Dette flottante 2000-2019: ĺ’État règle 463,3 milliards de FCFA et met en garde contre les créances fictives
(Jean ADOUL). Pour bénéficier de leur paiement, les créanciers montrent patte blanche, en justifiant leur dû auprès Bureau de la dette flottante du Ministère des finances. Tout fraudeur est susceptible d’être accusé de détournement de fonds publics.
« Malgré les contraintes financières actuelles, les paiements se poursuivent suivant les prévisions du plan de trésorerie de l’Etat….Le Ministère des finances réitère sa détermination à poursuivre avec la même rigueur, le processus de mise en paiement des dossiers validés en vue de la réussite de cette opération ». Dans un communiqué publié ce 29 mai 2026, le Ministre des finances rassurait les prestataires, créanciers de l’État du Cameroun, quant au déroulement du processus de règlement de la dette flottante de l’État et ses démembrements, pour la période 2000-2019.

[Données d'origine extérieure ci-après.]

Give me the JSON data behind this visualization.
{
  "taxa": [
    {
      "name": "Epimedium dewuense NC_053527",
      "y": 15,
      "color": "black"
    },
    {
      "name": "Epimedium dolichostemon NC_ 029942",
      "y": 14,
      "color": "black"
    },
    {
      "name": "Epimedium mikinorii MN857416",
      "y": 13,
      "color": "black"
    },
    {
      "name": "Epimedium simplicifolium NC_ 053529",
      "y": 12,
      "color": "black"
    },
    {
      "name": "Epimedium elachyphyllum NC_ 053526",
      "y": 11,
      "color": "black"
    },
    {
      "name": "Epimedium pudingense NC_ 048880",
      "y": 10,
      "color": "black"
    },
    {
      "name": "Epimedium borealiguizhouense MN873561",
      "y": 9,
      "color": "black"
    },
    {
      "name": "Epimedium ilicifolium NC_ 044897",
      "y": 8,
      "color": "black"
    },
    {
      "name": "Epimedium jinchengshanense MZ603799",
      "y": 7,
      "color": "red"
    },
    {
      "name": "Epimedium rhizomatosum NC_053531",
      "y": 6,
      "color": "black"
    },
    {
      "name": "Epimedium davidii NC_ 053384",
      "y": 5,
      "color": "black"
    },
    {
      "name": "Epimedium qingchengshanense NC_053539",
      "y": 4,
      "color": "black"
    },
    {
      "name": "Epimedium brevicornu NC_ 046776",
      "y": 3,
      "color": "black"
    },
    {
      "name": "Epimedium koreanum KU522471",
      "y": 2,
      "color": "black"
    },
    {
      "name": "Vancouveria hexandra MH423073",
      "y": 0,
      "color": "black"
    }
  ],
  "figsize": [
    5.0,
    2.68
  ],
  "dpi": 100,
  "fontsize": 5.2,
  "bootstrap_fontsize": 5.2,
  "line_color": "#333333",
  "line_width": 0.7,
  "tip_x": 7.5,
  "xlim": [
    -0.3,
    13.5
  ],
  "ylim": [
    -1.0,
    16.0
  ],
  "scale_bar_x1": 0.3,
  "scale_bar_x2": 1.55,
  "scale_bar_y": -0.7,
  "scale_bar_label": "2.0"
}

Le même communiqué s’adressait également aux ordonnateurs et ordonnateurs délégués ds entités publiques débitrices qui devraient poursuivre le paiement de cette ardoise auditée et validée et arrêtée au montant de 752,1 milliards de FCFA. Une dynamique de règlement engagée en janvier 2024, dont l’évaluation indique une avancée soutenue, malgré diverses pesanteurs. Louis Paul Motaze dévoile un bilan de paiement estimé à la somme de 463,3 milliards de FCFA: soit 232,9 milliards de FCFA payés en 2024 et 230,4 milliards de FCFA règlés en 2025.
Dans le détails, le règlement de le dette publique au titre de l’année 2024, concernait particulièrement la dette salariale à hauteur de 182,9 milliards de FCFA et la dette fiscalo-douanière évaluée à 50 milliards de FCFA. Pour le compte de l’année 2025, une enveloppe spéciale de 110 milliards de FCFA a été inscrite dans le budget de l’État pour le paiement de la tranche annuelle hors dette salariale.
À date, près de 78%,3% de cette enveloppe ont déjà fait l’objet de paiement effectif, soit 86,2 milliards de FCFA, dont 54,2 milliards de FCFA de dette fiscalo-douanière, 20,2 milliards de FCFA de dette commerciale, et 6,5 milliards de FCFA de dette académique. « Le reste, dont 5 milliards de FCFA, a été consacré à la dette sociale et la dette locative…. », informe le Ministre des finances. De ce décompte dressé par Louis Paul Motaze, une enveloppe de 5,3 milliards de FCFA a été réservée à la dette sociale et locative.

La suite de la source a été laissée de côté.